Время от времени в этой клоаке мглы и грязи она ощущала, как что-то холодное, то там, то тут, пробегало у нее по руке или ноге; тогда она вздрагивала.

Сколько времени пробыла она в узилище? Она не знала. Она помнила лишь произнесенный где-то над кем-то смертный приговор, помнила, что ее потом унесли и что она проснулась во мраке и безмолвии, закоченевшая от холода. Она поползла было на руках, но железное кольцо впилось ей в щиколотку, и забряцали цепи. Вокруг нее были стены, под ней – залитая водой каменная плита и охапка соломы. Ни фонаря, ни отдушины. Тогда она села на солому. И только время от времени, чтобы переменить положение, она переходила на нижнюю ступеньку каменной лестницы, спускавшейся в склеп.

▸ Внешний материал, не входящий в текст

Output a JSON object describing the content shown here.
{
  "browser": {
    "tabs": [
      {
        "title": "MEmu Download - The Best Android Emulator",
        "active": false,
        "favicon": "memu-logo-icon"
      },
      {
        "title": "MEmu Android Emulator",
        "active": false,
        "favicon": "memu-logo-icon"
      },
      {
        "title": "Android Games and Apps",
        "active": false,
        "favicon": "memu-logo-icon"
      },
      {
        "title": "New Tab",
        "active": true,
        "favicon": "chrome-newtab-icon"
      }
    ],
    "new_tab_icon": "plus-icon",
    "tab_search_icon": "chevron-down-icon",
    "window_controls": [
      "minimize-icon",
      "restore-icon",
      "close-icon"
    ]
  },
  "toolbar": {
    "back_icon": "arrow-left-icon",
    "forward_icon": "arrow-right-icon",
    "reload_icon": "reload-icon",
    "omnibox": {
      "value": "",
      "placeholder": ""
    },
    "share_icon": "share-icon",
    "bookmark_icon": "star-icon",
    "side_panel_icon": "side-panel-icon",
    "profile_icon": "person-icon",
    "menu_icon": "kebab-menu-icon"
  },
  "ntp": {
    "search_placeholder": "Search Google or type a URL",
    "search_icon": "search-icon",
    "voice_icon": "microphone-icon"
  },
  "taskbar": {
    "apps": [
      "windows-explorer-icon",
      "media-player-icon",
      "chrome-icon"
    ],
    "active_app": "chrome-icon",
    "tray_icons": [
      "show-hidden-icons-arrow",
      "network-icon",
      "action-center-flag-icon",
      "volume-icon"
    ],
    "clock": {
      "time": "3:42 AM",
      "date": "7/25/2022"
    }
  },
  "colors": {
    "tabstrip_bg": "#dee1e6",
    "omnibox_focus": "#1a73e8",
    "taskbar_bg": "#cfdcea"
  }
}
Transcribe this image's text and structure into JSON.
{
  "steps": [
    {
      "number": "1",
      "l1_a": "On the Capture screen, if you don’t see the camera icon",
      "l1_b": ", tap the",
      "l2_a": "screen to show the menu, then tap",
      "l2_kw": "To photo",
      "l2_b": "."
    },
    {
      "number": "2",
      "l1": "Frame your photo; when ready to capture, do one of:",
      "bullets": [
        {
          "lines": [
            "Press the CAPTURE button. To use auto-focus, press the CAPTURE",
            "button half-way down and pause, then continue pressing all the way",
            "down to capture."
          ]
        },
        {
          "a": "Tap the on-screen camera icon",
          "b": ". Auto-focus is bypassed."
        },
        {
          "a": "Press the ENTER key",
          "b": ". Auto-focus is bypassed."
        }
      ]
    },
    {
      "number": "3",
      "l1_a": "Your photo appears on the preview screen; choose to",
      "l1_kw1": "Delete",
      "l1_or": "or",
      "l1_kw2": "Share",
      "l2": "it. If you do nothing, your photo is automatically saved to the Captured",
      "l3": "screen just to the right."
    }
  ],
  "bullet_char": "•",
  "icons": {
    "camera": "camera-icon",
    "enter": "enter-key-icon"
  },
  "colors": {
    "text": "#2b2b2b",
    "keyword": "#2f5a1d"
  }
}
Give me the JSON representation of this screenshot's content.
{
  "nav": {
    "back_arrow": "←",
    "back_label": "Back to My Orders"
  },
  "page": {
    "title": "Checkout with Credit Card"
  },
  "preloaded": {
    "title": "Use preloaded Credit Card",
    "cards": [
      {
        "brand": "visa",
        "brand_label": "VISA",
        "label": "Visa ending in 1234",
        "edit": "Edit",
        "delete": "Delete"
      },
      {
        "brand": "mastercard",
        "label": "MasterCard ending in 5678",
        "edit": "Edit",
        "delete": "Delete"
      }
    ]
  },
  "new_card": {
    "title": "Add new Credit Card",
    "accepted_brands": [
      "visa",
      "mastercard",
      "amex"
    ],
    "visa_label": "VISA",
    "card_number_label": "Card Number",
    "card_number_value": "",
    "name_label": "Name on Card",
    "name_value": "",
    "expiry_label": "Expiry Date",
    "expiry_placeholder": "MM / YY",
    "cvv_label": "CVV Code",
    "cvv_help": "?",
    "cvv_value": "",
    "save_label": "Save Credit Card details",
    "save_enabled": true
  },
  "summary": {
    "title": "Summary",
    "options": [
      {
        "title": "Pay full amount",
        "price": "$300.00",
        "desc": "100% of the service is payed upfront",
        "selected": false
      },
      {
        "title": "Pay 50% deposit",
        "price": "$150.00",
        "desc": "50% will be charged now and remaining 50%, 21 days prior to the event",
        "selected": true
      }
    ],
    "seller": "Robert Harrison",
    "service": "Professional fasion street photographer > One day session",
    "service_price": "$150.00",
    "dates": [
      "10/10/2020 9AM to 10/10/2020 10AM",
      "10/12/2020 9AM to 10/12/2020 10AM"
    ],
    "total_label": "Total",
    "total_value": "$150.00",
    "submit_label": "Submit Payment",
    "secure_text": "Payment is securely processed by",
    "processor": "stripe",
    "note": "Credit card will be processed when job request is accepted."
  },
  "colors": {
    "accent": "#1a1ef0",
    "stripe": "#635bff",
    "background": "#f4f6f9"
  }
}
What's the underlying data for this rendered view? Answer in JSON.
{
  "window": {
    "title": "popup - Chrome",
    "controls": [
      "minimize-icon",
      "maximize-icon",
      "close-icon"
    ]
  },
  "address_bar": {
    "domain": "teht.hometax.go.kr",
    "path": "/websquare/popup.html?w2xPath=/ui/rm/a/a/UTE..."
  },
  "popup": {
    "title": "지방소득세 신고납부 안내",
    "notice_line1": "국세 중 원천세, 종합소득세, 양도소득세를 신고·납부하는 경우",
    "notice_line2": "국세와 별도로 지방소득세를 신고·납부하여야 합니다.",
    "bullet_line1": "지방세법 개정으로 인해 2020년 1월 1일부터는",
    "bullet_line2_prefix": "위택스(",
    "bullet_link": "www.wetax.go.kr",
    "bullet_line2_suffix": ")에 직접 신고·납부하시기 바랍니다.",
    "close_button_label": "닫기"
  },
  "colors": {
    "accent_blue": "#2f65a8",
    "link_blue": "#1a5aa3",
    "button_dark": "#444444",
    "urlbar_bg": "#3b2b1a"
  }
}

Она попробовала считать мрачные минуты, которые ей отмеривали капли, но вскоре это жалкое усилие больного мозга оборвалось само собой, и она погрузилась в полное оцепенение.

И вот однажды, то ли днем, то ли ночью (полдень и полночь были одинаково черны в этой гробнице) она услышала над головой более сильный шум, чем обычно производил тюремщик, когда приносил ей хлеб и воду. Она подняла голову и увидела красноватый свет, проникавший сквозь щели дверцы или крышки люка, который был проделан в своде каменного мешка.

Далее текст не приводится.